Sur le terrain, le passage aux petits emballages ne va pas forcément de soi. Sur le site Renault de Douai (Nord), le nombre des emballages a augmenté au même rythme que la diversité des pièces : 20 % à l'atelier de montage, par exemple. Les petits emballages, quant à eux, ont vu leur utilisation exploser : leur nombre est ainsi passé de 13 000 à 40 700 lorsque l'ancienne Scenic a été remplacée par le nouveau modèle au printemps 2003. Le constructeur se retrouve donc confronté à un problème de gestion des bacs dans la mesure où il fait face, sur ce site, à 190 types de bacs différents ! En bout de chaîne, il faut pas moins de 50 personnes pour trier les bacs vides par type de flux... En revanche, ces petits emballages ont facilité l'organisation des bords de chaîne. Ils sont désormais transportés sur des bases roulantes reliées entre elles par un attelage, au même titre que les bagages dans une gare ou sur un aéroport. Chaque base peut transporter 12 à 15 bacs. Un train est composé de 5 à 6 bases. Et pas moins de 2 000 trains circulent ainsi sur le site tous les jours.

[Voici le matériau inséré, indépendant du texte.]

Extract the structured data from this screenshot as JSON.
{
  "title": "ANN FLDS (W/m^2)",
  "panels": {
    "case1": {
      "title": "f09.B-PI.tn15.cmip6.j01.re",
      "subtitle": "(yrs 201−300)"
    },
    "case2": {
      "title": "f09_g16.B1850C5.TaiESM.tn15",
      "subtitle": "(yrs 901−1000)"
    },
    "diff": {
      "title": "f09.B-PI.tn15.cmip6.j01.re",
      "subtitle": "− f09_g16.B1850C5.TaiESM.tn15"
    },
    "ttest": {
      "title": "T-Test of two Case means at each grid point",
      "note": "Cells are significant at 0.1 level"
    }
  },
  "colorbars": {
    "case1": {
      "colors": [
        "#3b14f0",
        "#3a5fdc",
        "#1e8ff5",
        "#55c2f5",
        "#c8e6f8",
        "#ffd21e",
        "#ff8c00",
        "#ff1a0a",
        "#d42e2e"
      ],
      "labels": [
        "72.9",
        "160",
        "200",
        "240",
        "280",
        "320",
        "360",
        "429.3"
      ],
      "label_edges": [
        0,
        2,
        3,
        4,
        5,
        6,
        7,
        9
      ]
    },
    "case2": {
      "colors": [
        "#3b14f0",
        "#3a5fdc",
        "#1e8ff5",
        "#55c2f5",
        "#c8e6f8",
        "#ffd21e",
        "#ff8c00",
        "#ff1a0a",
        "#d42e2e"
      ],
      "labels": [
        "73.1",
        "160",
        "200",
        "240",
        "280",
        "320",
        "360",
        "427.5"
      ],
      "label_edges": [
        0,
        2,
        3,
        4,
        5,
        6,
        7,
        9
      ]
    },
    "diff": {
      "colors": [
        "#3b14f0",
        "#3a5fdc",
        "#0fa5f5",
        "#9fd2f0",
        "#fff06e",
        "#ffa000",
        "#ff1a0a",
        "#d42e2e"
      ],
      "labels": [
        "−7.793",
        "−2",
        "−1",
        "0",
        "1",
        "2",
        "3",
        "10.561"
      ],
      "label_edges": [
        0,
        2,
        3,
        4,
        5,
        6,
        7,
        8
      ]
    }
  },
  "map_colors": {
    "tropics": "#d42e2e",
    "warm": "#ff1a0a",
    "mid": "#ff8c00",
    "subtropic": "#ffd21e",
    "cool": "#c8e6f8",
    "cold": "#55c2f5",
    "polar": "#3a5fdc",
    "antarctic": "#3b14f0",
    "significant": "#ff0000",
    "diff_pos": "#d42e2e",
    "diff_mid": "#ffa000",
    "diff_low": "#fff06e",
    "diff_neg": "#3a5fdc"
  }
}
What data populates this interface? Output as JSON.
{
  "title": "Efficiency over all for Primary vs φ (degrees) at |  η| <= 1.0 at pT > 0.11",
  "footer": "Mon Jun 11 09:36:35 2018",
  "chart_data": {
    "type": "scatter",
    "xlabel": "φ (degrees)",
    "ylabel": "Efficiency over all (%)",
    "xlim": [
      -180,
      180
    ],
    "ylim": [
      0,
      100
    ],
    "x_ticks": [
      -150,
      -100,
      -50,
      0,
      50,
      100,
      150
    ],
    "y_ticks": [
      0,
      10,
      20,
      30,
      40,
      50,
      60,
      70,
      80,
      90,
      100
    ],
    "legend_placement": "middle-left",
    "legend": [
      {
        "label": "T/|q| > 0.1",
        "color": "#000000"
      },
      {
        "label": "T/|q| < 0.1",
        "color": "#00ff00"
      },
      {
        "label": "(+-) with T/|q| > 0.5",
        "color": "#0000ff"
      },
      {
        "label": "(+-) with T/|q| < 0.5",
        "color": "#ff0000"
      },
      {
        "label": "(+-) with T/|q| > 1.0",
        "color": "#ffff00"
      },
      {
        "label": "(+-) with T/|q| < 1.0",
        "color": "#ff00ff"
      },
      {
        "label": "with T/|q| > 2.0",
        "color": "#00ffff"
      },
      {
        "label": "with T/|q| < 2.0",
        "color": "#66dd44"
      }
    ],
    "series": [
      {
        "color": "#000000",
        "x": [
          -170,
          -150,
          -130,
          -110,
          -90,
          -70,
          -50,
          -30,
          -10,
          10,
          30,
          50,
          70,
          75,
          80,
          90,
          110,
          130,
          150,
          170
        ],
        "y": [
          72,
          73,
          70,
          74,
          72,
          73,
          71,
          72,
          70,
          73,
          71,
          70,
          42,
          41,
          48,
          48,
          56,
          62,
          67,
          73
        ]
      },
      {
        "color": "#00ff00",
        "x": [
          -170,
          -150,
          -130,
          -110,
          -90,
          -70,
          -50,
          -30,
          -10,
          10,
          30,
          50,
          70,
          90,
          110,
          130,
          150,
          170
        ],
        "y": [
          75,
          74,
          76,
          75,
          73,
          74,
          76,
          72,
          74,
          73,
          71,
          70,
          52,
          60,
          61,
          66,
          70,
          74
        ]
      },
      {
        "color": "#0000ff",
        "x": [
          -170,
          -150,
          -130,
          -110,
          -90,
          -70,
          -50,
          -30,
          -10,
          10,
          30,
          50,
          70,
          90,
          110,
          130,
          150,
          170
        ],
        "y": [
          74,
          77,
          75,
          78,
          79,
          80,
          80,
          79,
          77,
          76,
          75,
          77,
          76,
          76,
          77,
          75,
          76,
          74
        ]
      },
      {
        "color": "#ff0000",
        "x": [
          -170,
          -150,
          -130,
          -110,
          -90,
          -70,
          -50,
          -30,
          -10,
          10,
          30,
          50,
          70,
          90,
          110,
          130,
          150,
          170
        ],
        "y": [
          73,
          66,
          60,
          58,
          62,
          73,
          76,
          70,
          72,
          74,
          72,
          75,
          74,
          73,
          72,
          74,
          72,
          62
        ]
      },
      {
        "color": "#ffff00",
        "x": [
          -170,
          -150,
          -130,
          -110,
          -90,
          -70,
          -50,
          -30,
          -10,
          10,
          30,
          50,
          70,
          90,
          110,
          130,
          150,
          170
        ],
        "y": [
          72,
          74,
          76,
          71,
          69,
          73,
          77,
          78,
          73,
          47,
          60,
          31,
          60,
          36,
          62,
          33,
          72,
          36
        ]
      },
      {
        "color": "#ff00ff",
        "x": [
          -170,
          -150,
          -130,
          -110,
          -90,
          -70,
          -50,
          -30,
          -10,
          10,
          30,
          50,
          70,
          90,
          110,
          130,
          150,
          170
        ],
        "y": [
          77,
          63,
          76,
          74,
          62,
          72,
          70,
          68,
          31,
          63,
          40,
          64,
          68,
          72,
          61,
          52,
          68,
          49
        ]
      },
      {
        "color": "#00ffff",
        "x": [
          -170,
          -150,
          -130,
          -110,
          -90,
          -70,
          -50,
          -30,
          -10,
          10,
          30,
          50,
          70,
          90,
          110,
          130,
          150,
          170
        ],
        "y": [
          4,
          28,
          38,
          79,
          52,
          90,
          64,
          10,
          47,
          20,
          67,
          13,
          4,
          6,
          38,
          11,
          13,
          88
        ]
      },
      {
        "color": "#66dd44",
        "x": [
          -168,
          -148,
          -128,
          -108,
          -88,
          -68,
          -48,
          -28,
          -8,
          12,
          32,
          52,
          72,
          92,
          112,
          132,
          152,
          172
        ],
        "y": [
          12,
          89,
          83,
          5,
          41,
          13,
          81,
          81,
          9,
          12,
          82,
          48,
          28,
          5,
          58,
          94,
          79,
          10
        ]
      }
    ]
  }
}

A Sandouville (Seine-Maritime), autre usine du constructeur automobile, Xavier Lhors, responsable du service des méthodes logistiques, voit surtout dans ce passage aux petits emballages une tentative de massification des flux. « Avant, la logistique s'effectuait avec un car à fourches et un stock de pièces qui prenait beaucoup de place. Avec l'augmentation de la diversité des véhicules, il s'agit de mettre un maximum de pièces en bord de chaîne », explique-t-il. Le site a ainsi amorcé sa transition vers les petits emballages avec les familles de pièces les plus diversifiées, comme l'ébénisterie ou les projecteurs, pour ensuite étendre le système aux autres familles. Mais, ici aussi, se pose l'épineux problème du tri des bacs vides.

70 % d'emballages standards

Tous les constructeurs automobiles mais aussi les équipementiers sont aujourd'hui face à cette logique des petits contenants, initiée par les industriels japonais. Chez Ford Aquitaine Industrie, une usine de fabrication de transmissions automatiques pour le marché américain, « tous les packagings doivent tenir deux heures de production », explique Pierre Chevron, directeur financier et de la logistique. Chez PSA, qui n'a pas tenu à s'exprimer sur le sujet, on sait que ce passage a été plus tardif que chez Renault mais qu'il est en cours de réalisation. Et son rapprochement avec Toyota pour la mise en route d'une usine commune en Tchéquie va sans doute accélérer le processus. Enfin, chez Toyota, leader incontesté en matière de logistique de flux, le principe des petits contenants est appliqué en Grande-Bretagne depuis dix ans et mis en place en France sur le site de Onnaing (Nord) en 2001 lors de la sortie de la Yaris. Ici, le concept du petit emballage standard est poussé à son maximum. « 70 % des pièces passent par du standard », indique Alain Bouvet, responsable de la logistique.